Health, Pills, and Rehab Tracking with AI
Health tracking is one of those problems that sounds simple until you actually need it. Take your pills on time. Do your physical therapy exercises. Track your symptoms. There are a thousand apps for each of these things, and every single one of them is either too complicated, too expensive, or too focused on gamification when all I want is a straightforward system that tells me what to do and records that I did it. So I built my own.
PillPopper3000: Medication Management
The name is ridiculous. The problem isn’t. If you take multiple daily medications, keeping track of what you’ve taken, what you haven’t, and what’s running low is surprisingly hard. The iPhone Health app handles basic reminders, but it doesn’t track refill schedules, doesn’t warn you about interactions with new prescriptions, and doesn’t give you the kind of history your doctor actually wants to see.
PillPopper3000 is a local web app (runs on localhost, data stays on my machine) that manages my medication schedule. It knows every medication I take, the dosage, the frequency, the prescribing doctor, the pharmacy, and the refill schedule. It sends me notifications when it’s time to take something, marks it as taken when I confirm, and flags missed doses. At the end of each month, it generates a compliance report I can share with my doctor.
The AI component is small but useful: it reads the text on new prescription labels (using OCR and a language model to parse the notoriously inconsistent formatting of pharmacy labels) and automatically adds the medication to my schedule. It also cross-references new prescriptions against my existing medications for potential interactions, using a medical interaction database. It’s not a replacement for a pharmacist, but it’s a useful early warning system.
Health Tracking: The Data Side
I track a handful of health metrics daily: weight, blood pressure, sleep quality, mood, and exercise. The tracking app is simple by design — a form with five fields that takes 30 seconds to fill out each morning. The value isn’t in any single data point; it’s in the trends over time.
The AI helps with the trend analysis. Once a week, it reviews the data and generates a plain-English summary: “Your blood pressure has been trending up over the past two weeks. Your sleep quality dipped last week, which correlates with increased screen time in the evenings. Your weight is stable.” It’s the kind of insight a doctor would give you if they had time to review your daily logs, which they don’t.
I built this with a simple SQLite database and a Python script that runs the weekly analysis through Claude. The whole thing is about 200 lines of code. It’s not fancy, but it’s consistent — I’ve been using it for over a year, and having that longitudinal data has been genuinely useful in medical appointments.
Knee Rehab: The Exercise Tracker
After knee surgery, my physical therapist gave me a sheet of paper with twelve exercises, each with a specific number of reps, sets, and hold times. The instructions were clear. The problem was compliance. PT exercises are boring, they hurt, and it’s extremely easy to convince yourself that you did three sets when you actually did two.
The knee rehab app is a timer-based exercise guide that walks me through each exercise in sequence. It tells me what to do, counts the reps, times the holds, and logs everything. No way to cheat, no way to forget which exercise comes next, and a complete record of every session that I could show my PT.

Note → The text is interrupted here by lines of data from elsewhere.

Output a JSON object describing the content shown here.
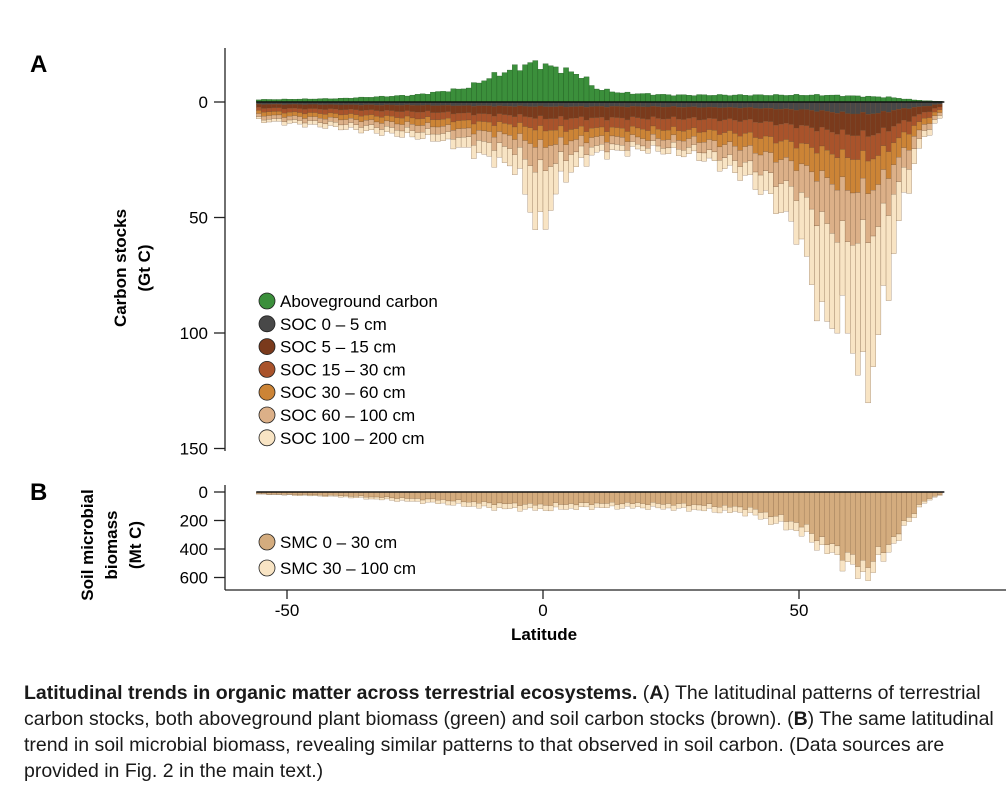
{
  "panel_a": {
    "letter": "A",
    "ylabel_line1": "Carbon stocks",
    "ylabel_line2": "(Gt C)",
    "yticks": [
      0,
      50,
      100,
      150
    ],
    "legend": [
      {
        "label": "Aboveground carbon",
        "color": "#3b8f3b"
      },
      {
        "label": "SOC 0 – 5 cm",
        "color": "#484848"
      },
      {
        "label": "SOC 5 – 15 cm",
        "color": "#7a3a1c"
      },
      {
        "label": "SOC 15 – 30 cm",
        "color": "#a9532b"
      },
      {
        "label": "SOC 30 – 60 cm",
        "color": "#cc8436"
      },
      {
        "label": "SOC 60 – 100 cm",
        "color": "#dcb088"
      },
      {
        "label": "SOC 100 – 200 cm",
        "color": "#f8e4c4"
      }
    ]
  },
  "panel_b": {
    "letter": "B",
    "ylabel_line1": "Soil microbial",
    "ylabel_line2": "biomass",
    "ylabel_line3": "(Mt C)",
    "yticks": [
      0,
      200,
      400,
      600
    ],
    "legend": [
      {
        "label": "SMC 0 – 30 cm",
        "color": "#d4ac7e"
      },
      {
        "label": "SMC 30 – 100 cm",
        "color": "#f8e4c4"
      }
    ]
  },
  "x_axis": {
    "label": "Latitude",
    "ticks": [
      -50,
      0,
      50
    ]
  },
  "caption": {
    "title": "Latitudinal trends in organic matter across terrestrial ecosystems.",
    "part_a_open": " (",
    "part_a_letter": "A",
    "part_a_text": ") The latitudinal patterns of terrestrial carbon stocks, both aboveground plant biomass (green) and soil carbon stocks (brown). (",
    "part_b_letter": "B",
    "part_b_text": ") The same latitudinal trend in soil microbial biomass, revealing similar patterns to that observed in soil carbon. (Data sources are provided in Fig. 2 in the main text.)"
  },
  "chart_data": [
    {
      "type": "bar",
      "panel": "A",
      "description_axis": "Carbon stocks by latitude band (bars stacked; aboveground plotted upward, soil layers downward)",
      "x_unit": "degrees latitude",
      "ylim": [
        -20,
        150
      ],
      "ylabel": "Carbon stocks (Gt C)",
      "xlabel": "Latitude",
      "legend_position": "lower-left",
      "series_profiles": [
        {
          "name": "Aboveground carbon",
          "color": "#3b8f3b",
          "points": [
            [
              -56,
              1
            ],
            [
              -40,
              1.5
            ],
            [
              -25,
              3
            ],
            [
              -15,
              6
            ],
            [
              -10,
              11
            ],
            [
              -5,
              15
            ],
            [
              -2,
              17
            ],
            [
              0,
              16
            ],
            [
              4,
              14
            ],
            [
              8,
              11
            ],
            [
              10,
              6
            ],
            [
              15,
              4
            ],
            [
              25,
              3
            ],
            [
              40,
              3
            ],
            [
              55,
              3
            ],
            [
              62,
              2.5
            ],
            [
              68,
              2
            ],
            [
              72,
              1
            ],
            [
              75,
              0.5
            ],
            [
              78,
              0.3
            ]
          ]
        },
        {
          "name": "SOC 0 – 5 cm",
          "color": "#484848",
          "points": [
            [
              -56,
              1
            ],
            [
              -40,
              1.2
            ],
            [
              -20,
              1.5
            ],
            [
              0,
              2
            ],
            [
              20,
              2
            ],
            [
              40,
              2.5
            ],
            [
              52,
              3.5
            ],
            [
              60,
              5
            ],
            [
              65,
              5
            ],
            [
              70,
              3
            ],
            [
              74,
              2
            ],
            [
              78,
              0.8
            ]
          ]
        },
        {
          "name": "SOC 5 – 15 cm",
          "color": "#7a3a1c",
          "points": [
            [
              -56,
              1.5
            ],
            [
              -40,
              2
            ],
            [
              -20,
              3
            ],
            [
              -5,
              4
            ],
            [
              0,
              5
            ],
            [
              10,
              5
            ],
            [
              20,
              5
            ],
            [
              30,
              5
            ],
            [
              40,
              5.5
            ],
            [
              50,
              7
            ],
            [
              55,
              8
            ],
            [
              60,
              9
            ],
            [
              65,
              9
            ],
            [
              70,
              6
            ],
            [
              74,
              3
            ],
            [
              78,
              1
            ]
          ]
        },
        {
          "name": "SOC 15 – 30 cm",
          "color": "#a9532b",
          "points": [
            [
              -56,
              1.5
            ],
            [
              -40,
              2
            ],
            [
              -20,
              3
            ],
            [
              -5,
              4
            ],
            [
              0,
              5
            ],
            [
              10,
              4.5
            ],
            [
              20,
              4.5
            ],
            [
              30,
              5
            ],
            [
              40,
              6
            ],
            [
              50,
              8
            ],
            [
              55,
              9
            ],
            [
              60,
              10
            ],
            [
              65,
              10
            ],
            [
              70,
              6
            ],
            [
              74,
              3
            ],
            [
              78,
              1
            ]
          ]
        },
        {
          "name": "SOC 30 – 60 cm",
          "color": "#cc8436",
          "points": [
            [
              -56,
              1.5
            ],
            [
              -40,
              2
            ],
            [
              -20,
              3
            ],
            [
              -5,
              5
            ],
            [
              -2,
              7
            ],
            [
              0,
              7
            ],
            [
              5,
              5
            ],
            [
              10,
              4
            ],
            [
              20,
              4
            ],
            [
              30,
              4
            ],
            [
              40,
              6
            ],
            [
              50,
              9
            ],
            [
              55,
              12
            ],
            [
              60,
              14
            ],
            [
              65,
              13
            ],
            [
              70,
              8
            ],
            [
              74,
              3
            ],
            [
              78,
              1
            ]
          ]
        },
        {
          "name": "SOC 60 – 100 cm",
          "color": "#dcb088",
          "points": [
            [
              -56,
              1.5
            ],
            [
              -40,
              2
            ],
            [
              -20,
              3
            ],
            [
              -5,
              6
            ],
            [
              -2,
              10
            ],
            [
              0,
              10
            ],
            [
              5,
              6
            ],
            [
              10,
              4
            ],
            [
              20,
              3
            ],
            [
              30,
              4
            ],
            [
              40,
              7
            ],
            [
              50,
              12
            ],
            [
              55,
              20
            ],
            [
              60,
              22
            ],
            [
              65,
              19
            ],
            [
              70,
              10
            ],
            [
              74,
              3
            ],
            [
              78,
              1
            ]
          ]
        },
        {
          "name": "SOC 100 – 200 cm",
          "color": "#f8e4c4",
          "points": [
            [
              -56,
              1
            ],
            [
              -40,
              2
            ],
            [
              -20,
              3
            ],
            [
              -5,
              8
            ],
            [
              -2,
              22
            ],
            [
              0,
              27
            ],
            [
              3,
              10
            ],
            [
              5,
              8
            ],
            [
              10,
              3
            ],
            [
              20,
              2
            ],
            [
              30,
              3
            ],
            [
              40,
              6
            ],
            [
              45,
              10
            ],
            [
              50,
              18
            ],
            [
              52,
              30
            ],
            [
              55,
              45
            ],
            [
              58,
              35
            ],
            [
              60,
              40
            ],
            [
              63,
              70
            ],
            [
              65,
              50
            ],
            [
              68,
              30
            ],
            [
              70,
              13
            ],
            [
              74,
              3
            ],
            [
              78,
              1
            ]
          ]
        }
      ]
    },
    {
      "type": "bar",
      "panel": "B",
      "x_unit": "degrees latitude",
      "ylim": [
        0,
        650
      ],
      "ylabel": "Soil microbial biomass (Mt C)",
      "xlabel": "Latitude",
      "xlim": [
        -60,
        83
      ],
      "xticks": [
        -50,
        0,
        50
      ],
      "legend_position": "lower-left",
      "series_profiles": [
        {
          "name": "SMC 0 – 30 cm",
          "color": "#d4ac7e",
          "points": [
            [
              -56,
              12
            ],
            [
              -40,
              25
            ],
            [
              -20,
              55
            ],
            [
              -10,
              80
            ],
            [
              0,
              90
            ],
            [
              10,
              80
            ],
            [
              20,
              80
            ],
            [
              30,
              90
            ],
            [
              40,
              110
            ],
            [
              50,
              220
            ],
            [
              55,
              350
            ],
            [
              60,
              450
            ],
            [
              62,
              520
            ],
            [
              64,
              480
            ],
            [
              66,
              430
            ],
            [
              70,
              250
            ],
            [
              74,
              70
            ],
            [
              78,
              10
            ]
          ]
        },
        {
          "name": "SMC 30 – 100 cm",
          "color": "#f8e4c4",
          "points": [
            [
              -56,
              3
            ],
            [
              -40,
              8
            ],
            [
              -20,
              25
            ],
            [
              -10,
              35
            ],
            [
              0,
              35
            ],
            [
              10,
              30
            ],
            [
              20,
              30
            ],
            [
              30,
              35
            ],
            [
              40,
              40
            ],
            [
              50,
              60
            ],
            [
              55,
              60
            ],
            [
              60,
              70
            ],
            [
              63,
              90
            ],
            [
              66,
              60
            ],
            [
              70,
              40
            ],
            [
              74,
              15
            ],
            [
              78,
              3
            ]
          ]
        }
      ]
    }
  ]
}
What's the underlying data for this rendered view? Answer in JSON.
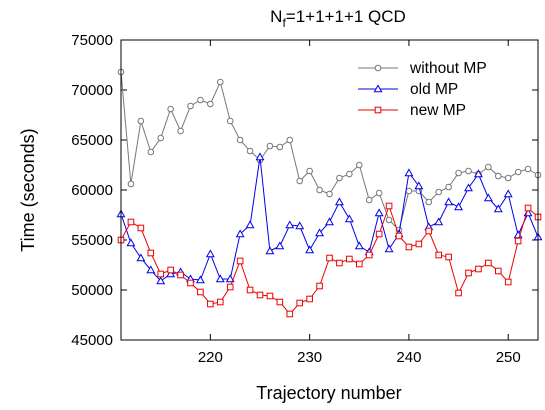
{
  "chart_data": {
    "type": "line",
    "title_main": "N",
    "title_sub": "f",
    "title_rest": "=1+1+1+1  QCD",
    "xlabel": "Trajectory number",
    "ylabel": "Time (seconds)",
    "xlim": [
      211,
      253
    ],
    "ylim": [
      45000,
      75000
    ],
    "xticks": [
      220,
      230,
      240,
      250
    ],
    "yticks": [
      45000,
      50000,
      55000,
      60000,
      65000,
      70000,
      75000
    ],
    "legend_position": "top-right",
    "x": [
      211,
      212,
      213,
      214,
      215,
      216,
      217,
      218,
      219,
      220,
      221,
      222,
      223,
      224,
      225,
      226,
      227,
      228,
      229,
      230,
      231,
      232,
      233,
      234,
      235,
      236,
      237,
      238,
      239,
      240,
      241,
      242,
      243,
      244,
      245,
      246,
      247,
      248,
      249,
      250,
      251,
      252,
      253
    ],
    "series": [
      {
        "name": "without MP",
        "color": "#777777",
        "marker": "circle",
        "values": [
          71800,
          60600,
          66900,
          63800,
          65200,
          68100,
          65900,
          68400,
          69000,
          68600,
          70800,
          66900,
          65000,
          63900,
          63000,
          64400,
          64300,
          65000,
          60900,
          61900,
          60000,
          59600,
          61200,
          61600,
          62500,
          59000,
          59700,
          57000,
          56000,
          59900,
          59900,
          58800,
          59800,
          60300,
          61700,
          61900,
          61600,
          62300,
          61400,
          61200,
          61800,
          62100,
          61500
        ]
      },
      {
        "name": "old MP",
        "color": "#0000ee",
        "marker": "triangle",
        "values": [
          57600,
          54700,
          53200,
          52000,
          50900,
          51600,
          51800,
          51100,
          51000,
          53600,
          51100,
          51100,
          55600,
          56500,
          63300,
          53900,
          54400,
          56500,
          56400,
          54000,
          55700,
          56800,
          58800,
          57100,
          54400,
          53800,
          57700,
          54100,
          55600,
          61700,
          60400,
          56300,
          56800,
          58800,
          58300,
          60200,
          61600,
          59200,
          58100,
          59600,
          55500,
          57700,
          55300
        ]
      },
      {
        "name": "new MP",
        "color": "#ee0000",
        "marker": "square",
        "values": [
          55000,
          56800,
          56200,
          53700,
          51600,
          52000,
          51500,
          50700,
          49800,
          48600,
          48800,
          50300,
          52900,
          50000,
          49500,
          49400,
          48800,
          47600,
          48700,
          49100,
          50400,
          53200,
          52700,
          53100,
          52600,
          53500,
          55600,
          58400,
          55400,
          54300,
          54600,
          55900,
          53500,
          53300,
          49700,
          51700,
          52100,
          52700,
          51900,
          50800,
          54900,
          58200,
          57300
        ]
      }
    ]
  }
}
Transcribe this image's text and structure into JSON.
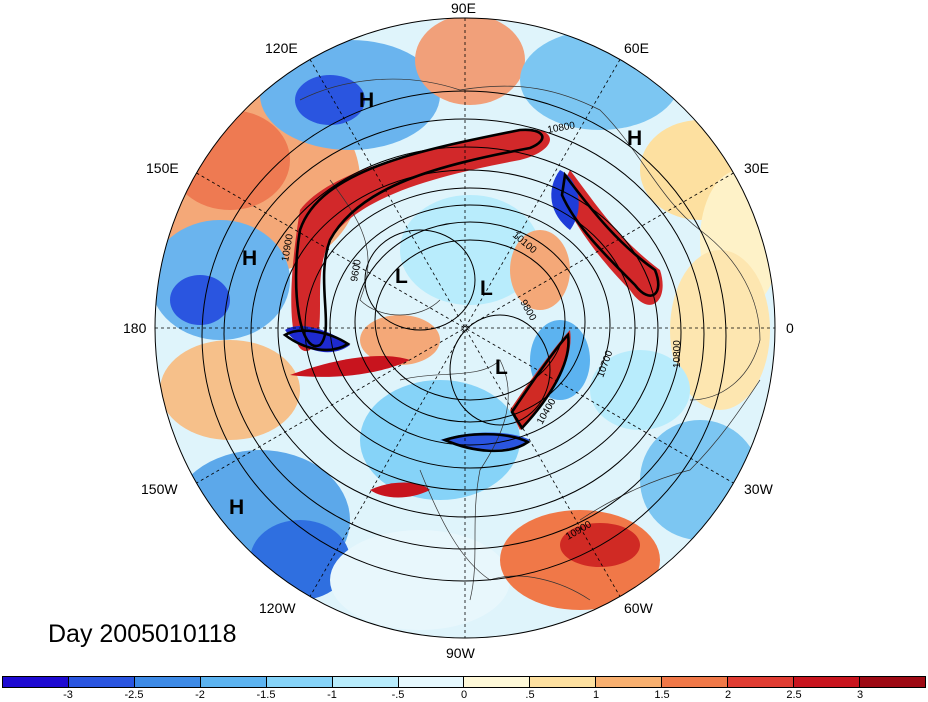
{
  "map": {
    "longitude_labels": {
      "top": "90E",
      "upper_left": "120E",
      "upper_right": "60E",
      "left_upper": "150E",
      "right_upper": "30E",
      "left": "180",
      "right": "0",
      "left_lower": "150W",
      "right_lower": "30W",
      "lower_left": "120W",
      "lower_right": "60W",
      "bottom": "90W"
    },
    "pressure_centers": [
      {
        "label": "H",
        "id": "h-east-asia"
      },
      {
        "label": "H",
        "id": "h-europe"
      },
      {
        "label": "H",
        "id": "h-north-pacific"
      },
      {
        "label": "H",
        "id": "h-east-pacific"
      },
      {
        "label": "L",
        "id": "l-siberia"
      },
      {
        "label": "L",
        "id": "l-pole"
      },
      {
        "label": "L",
        "id": "l-canada"
      }
    ],
    "contour_labels": [
      "10800",
      "10900",
      "10100",
      "9600",
      "9800",
      "10700",
      "10400",
      "10800",
      "10900"
    ],
    "title": "Day 2005010118"
  },
  "colorbar": {
    "colors": [
      "#1e0ad2",
      "#2a55e0",
      "#3d8ae6",
      "#5cb3f0",
      "#86d3f8",
      "#b8ecfc",
      "#e6f8fe",
      "#fef8d8",
      "#fde0a0",
      "#f8b070",
      "#f07848",
      "#e03c32",
      "#c8141e",
      "#9e0a14"
    ],
    "tick_labels": [
      "-3",
      "-2.5",
      "-2",
      "-1.5",
      "-1",
      "-.5",
      "0",
      ".5",
      "1",
      "1.5",
      "2",
      "2.5",
      "3"
    ]
  }
}
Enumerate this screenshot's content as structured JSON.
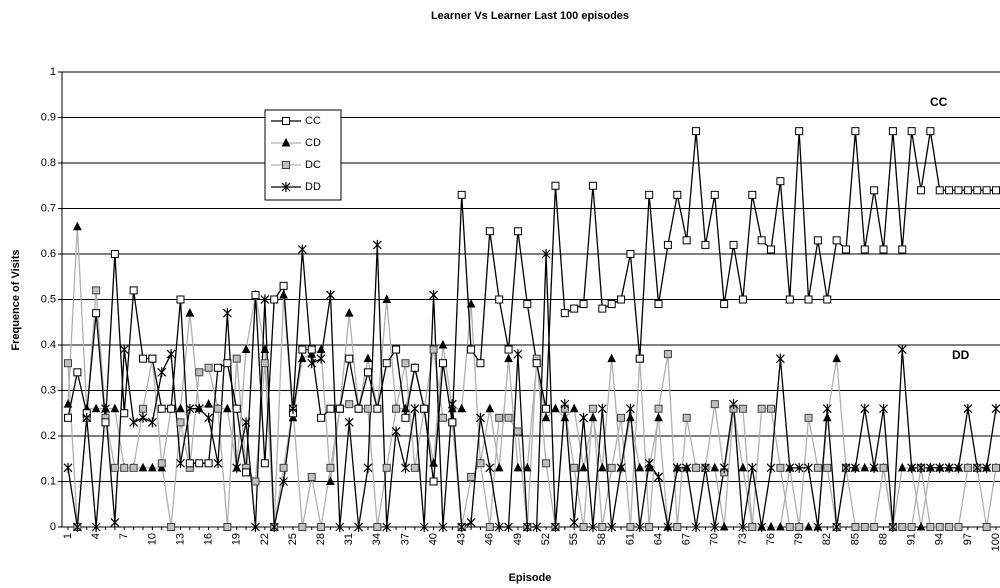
{
  "chart_data": {
    "type": "line",
    "title": "Learner Vs Learner Last 100 episodes",
    "x_label": "Episode",
    "y_label": "Frequence of Visits",
    "categories": [
      "1",
      null,
      null,
      "4",
      null,
      null,
      "7",
      null,
      null,
      "10",
      null,
      null,
      "13",
      null,
      null,
      "16",
      null,
      null,
      "19",
      null,
      null,
      "22",
      null,
      null,
      "25",
      null,
      null,
      "28",
      null,
      null,
      "31",
      null,
      null,
      "34",
      null,
      null,
      "37",
      null,
      null,
      "40",
      null,
      null,
      "43",
      null,
      null,
      "46",
      null,
      null,
      "49",
      null,
      null,
      "52",
      null,
      null,
      "55",
      null,
      null,
      "58",
      null,
      null,
      "61",
      null,
      null,
      "64",
      null,
      null,
      "67",
      null,
      null,
      "70",
      null,
      null,
      "73",
      null,
      null,
      "76",
      null,
      null,
      "79",
      null,
      null,
      "82",
      null,
      null,
      "85",
      null,
      null,
      "88",
      null,
      null,
      "91",
      null,
      null,
      "94",
      null,
      null,
      "97",
      null,
      null,
      "100"
    ],
    "ylim": [
      0,
      1
    ],
    "yticks": [
      0,
      0.1,
      0.2,
      0.3,
      0.4,
      0.5,
      0.6,
      0.7,
      0.8,
      0.9,
      1
    ],
    "grid": true,
    "annotations": [
      "CC",
      "DD"
    ],
    "series": [
      {
        "name": "CC",
        "color": "#000000",
        "marker": "square",
        "marker_fill": "#ffffff",
        "marker_stroke": "#000000",
        "values": [
          0.24,
          0.34,
          0.25,
          0.47,
          0.23,
          0.6,
          0.25,
          0.52,
          0.37,
          0.37,
          0.26,
          0.26,
          0.5,
          0.14,
          0.14,
          0.14,
          0.35,
          0.36,
          0.26,
          0.12,
          0.51,
          0.14,
          0.5,
          0.53,
          0.25,
          0.39,
          0.39,
          0.24,
          0.26,
          0.26,
          0.37,
          0.26,
          0.34,
          0.26,
          0.36,
          0.39,
          0.24,
          0.35,
          0.26,
          0.1,
          0.36,
          0.23,
          0.73,
          0.39,
          0.36,
          0.65,
          0.5,
          0.39,
          0.65,
          0.49,
          0.36,
          0.26,
          0.75,
          0.47,
          0.48,
          0.49,
          0.75,
          0.48,
          0.49,
          0.5,
          0.6,
          0.37,
          0.73,
          0.49,
          0.62,
          0.73,
          0.63,
          0.87,
          0.62,
          0.73,
          0.49,
          0.62,
          0.5,
          0.73,
          0.63,
          0.61,
          0.76,
          0.5,
          0.87,
          0.5,
          0.63,
          0.5,
          0.63,
          0.61,
          0.87,
          0.61,
          0.74,
          0.61,
          0.87,
          0.61,
          0.87,
          0.74,
          0.87,
          0.74,
          0.74,
          0.74,
          0.74,
          0.74,
          0.74,
          0.74
        ]
      },
      {
        "name": "CD",
        "color": "#b0b0b0",
        "marker": "triangle",
        "marker_fill": "#000000",
        "marker_stroke": "#000000",
        "values": [
          0.27,
          0.66,
          0.26,
          0.26,
          0.26,
          0.26,
          0.13,
          0.13,
          0.13,
          0.13,
          0.13,
          0.26,
          0.26,
          0.47,
          0.26,
          0.27,
          0.26,
          0.26,
          0.13,
          0.39,
          0.51,
          0.39,
          0,
          0.51,
          0.24,
          0.37,
          0.38,
          0.39,
          0.1,
          0.26,
          0.47,
          0.26,
          0.37,
          0.26,
          0.5,
          0.26,
          0.26,
          0.35,
          0.26,
          0.14,
          0.4,
          0.26,
          0.26,
          0.49,
          0.14,
          0.26,
          0.13,
          0.37,
          0.13,
          0.13,
          0.36,
          0.24,
          0.26,
          0.24,
          0.26,
          0.13,
          0.24,
          0.13,
          0.37,
          0.13,
          0.24,
          0.13,
          0.13,
          0.24,
          0,
          0.13,
          0.13,
          0.13,
          0.13,
          0.13,
          0,
          0.26,
          0.13,
          0,
          0,
          0,
          0,
          0.13,
          0,
          0,
          0,
          0.24,
          0.37,
          0.13,
          0.13,
          0.13,
          0.13,
          0.13,
          0,
          0.13,
          0.13,
          0,
          0.13,
          0.13,
          0.13,
          0.13,
          0.13,
          0.13,
          0.13,
          0.13
        ]
      },
      {
        "name": "DC",
        "color": "#b0b0b0",
        "marker": "square",
        "marker_fill": "#c0c0c0",
        "marker_stroke": "#404040",
        "values": [
          0.36,
          0,
          0.24,
          0.52,
          0.24,
          0.13,
          0.13,
          0.13,
          0.26,
          0.37,
          0.14,
          0,
          0.23,
          0.13,
          0.34,
          0.35,
          0.26,
          0,
          0.37,
          0.13,
          0.1,
          0.36,
          0,
          0.13,
          0.26,
          0,
          0.11,
          0,
          0.13,
          0.26,
          0.27,
          0.26,
          0.26,
          0,
          0.13,
          0.26,
          0.36,
          0.13,
          0.26,
          0.39,
          0.24,
          0.23,
          0,
          0.11,
          0.14,
          0,
          0.24,
          0.24,
          0.21,
          0,
          0.37,
          0.14,
          0,
          0.26,
          0.13,
          0,
          0.26,
          0,
          0.13,
          0.24,
          0,
          0.37,
          0,
          0.26,
          0.38,
          0,
          0.24,
          0.13,
          0.13,
          0.27,
          0.12,
          0.26,
          0.26,
          0,
          0.26,
          0.26,
          0.13,
          0,
          0,
          0.24,
          0.13,
          0.13,
          0,
          0.13,
          0,
          0,
          0,
          0.13,
          0,
          0,
          0,
          0.13,
          0,
          0,
          0,
          0,
          0.13,
          0.13,
          0,
          0.13
        ]
      },
      {
        "name": "DD",
        "color": "#000000",
        "marker": "asterisk",
        "marker_fill": "none",
        "marker_stroke": "#000000",
        "values": [
          0.13,
          0,
          0.24,
          0,
          0.26,
          0.01,
          0.39,
          0.23,
          0.24,
          0.23,
          0.34,
          0.38,
          0.14,
          0.26,
          0.26,
          0.24,
          0.14,
          0.47,
          0.13,
          0.23,
          0,
          0.5,
          0,
          0.1,
          0.26,
          0.61,
          0.36,
          0.37,
          0.51,
          0,
          0.23,
          0,
          0.13,
          0.62,
          0,
          0.21,
          0.13,
          0.26,
          0,
          0.51,
          0,
          0.27,
          0,
          0.01,
          0.24,
          0.13,
          0,
          0,
          0.38,
          0,
          0,
          0.6,
          0,
          0.27,
          0.01,
          0.24,
          0,
          0.26,
          0,
          0.13,
          0.26,
          0,
          0.14,
          0.11,
          0,
          0.13,
          0.13,
          0,
          0.13,
          0,
          0.13,
          0.27,
          0,
          0.13,
          0,
          0.13,
          0.37,
          0.13,
          0.13,
          0.13,
          0,
          0.26,
          0,
          0.13,
          0.13,
          0.26,
          0.13,
          0.26,
          0,
          0.39,
          0.13,
          0.13,
          0.13,
          0.13,
          0.13,
          0.13,
          0.26,
          0.13,
          0.13,
          0.26
        ]
      }
    ]
  }
}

The AI’s role here was in the initial setup. I described each exercise to Claude (or showed it the PT’s instructions), and it generated the exercise configuration with appropriate timing, rep counts, and rest periods. When my PT adjusted the program (fewer reps of this, longer hold on that), I told the AI what changed and it updated the configuration. It saved me from manually editing timer configs, which is not how I want to spend my limited post-surgery energy.
Why Personal Health Tools Matter
The common thread across all three tools is ownership. My health data lives on my machine, not in someone else’s cloud. I control what’s tracked, how it’s analyzed, and who sees it. I’m not generating training data for an ad-tech company or feeding my medication list into a system that might sell it to insurance brokers.
This matters more than most people realize. Health data is some of the most sensitive information you have, and most health tracking apps have privacy policies that would make a surveillance state blush. Building my own tools means I get the functionality without the data extraction.
It also means I get exactly the features I need and none of the features I don’t. I don’t need social features, achievement badges, or AI-generated meal plans. I need a thing that tells me to take my blood pressure medication at 8am and records that I took it. Commercial health apps are built to maximize engagement. My tools are built to minimize the time I spend thinking about health tracking so I can spend more time actually being healthy.
The Bigger Picture
These three tools together represent something I believe strongly: AI is most valuable when it’s applied to personal, specific problems. A generic health tracking app has to serve millions of users with wildly different needs. My tools serve exactly one user — me — and they do it perfectly because they were designed for my specific medications, my specific health metrics, and my specific rehab program.
This is the future of personal software, I think. Not apps downloaded from a store, but tools built by (or with) the person who uses them, tailored to their exact needs, running on their own hardware, with their data under their own control. AI makes this possible for people who aren’t professional developers. You don’t need to know Python to describe what you need to an AI and iterate until it works.
PillPopper3000 isn’t going to win any design awards. But it’s kept me on track with my medications for over a year, which is more than any commercial app managed to do. Sometimes the best software is the software you build yourself.